全般 >> 北本市史 >> 資料編 >> 近代

第4章 社会生活と文化

第1節 社会生活

5 衛 生
明治初期の衛生行政は、文部省の管轄であったが、明治八年内務省に移され「府県二衛生事務担当ノ吏員ヲ置ク」とされた。同十一年五月内務省は、各府県に対し「衛生事務取扱之儀自今担当吏員ヲ選定セシムへキ」旨を通達した。このように明治十年ごろまでは国にも伝染病予防に関するこれといった法規もなく、従って予防施設も少なかった。伝染病予防が叫ばれるようになったのは明治に入ってコレラが大流行(明治十年、十二年、十九年、二十八年)したこと、同七年天然痘が全国的に大流行したことがきっかけとなった(資料289)。
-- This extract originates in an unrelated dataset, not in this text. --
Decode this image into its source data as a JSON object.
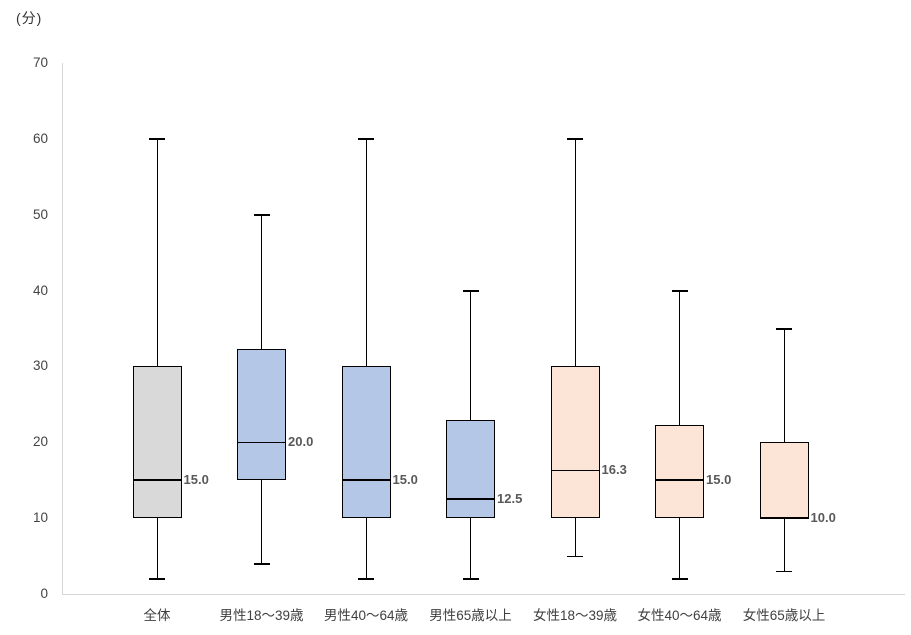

本県では明治九年十二月に種痘普及規則を定め、積極的に獎励した。これら伝染病の大流行を期に伝染病予防・衛生一般のことが各地で考えられるようになった。同十一一年には県に地方衛生会、同十七年には連合町村部内に衛生会をおき、衛生委員を民選させて防疫等衛生事情改善策について審議させた。ついで明治十九年十二月には県令で町村衛生組合規則を発布し、各町村に衛生組合を結成させ、衛生事情の向上を期せしめた。明治末年県下各地で赤痢・腸チフスなどが頻発し、各町村で隔離病舎が建設された。また各町村の衛生組合では、伝染病に対する衛生思想の普及、種痘の奨励などをおこなった。昭和十二年(一九三七)には結核予防委員会もおかれた(資料292)。石戸村は無医村であったが昭和八年から済生会の巡回診療が開始された。しかしそれも週一回の不充分なものであったので、住民から診療所設置がつよく望まれた(資料293)。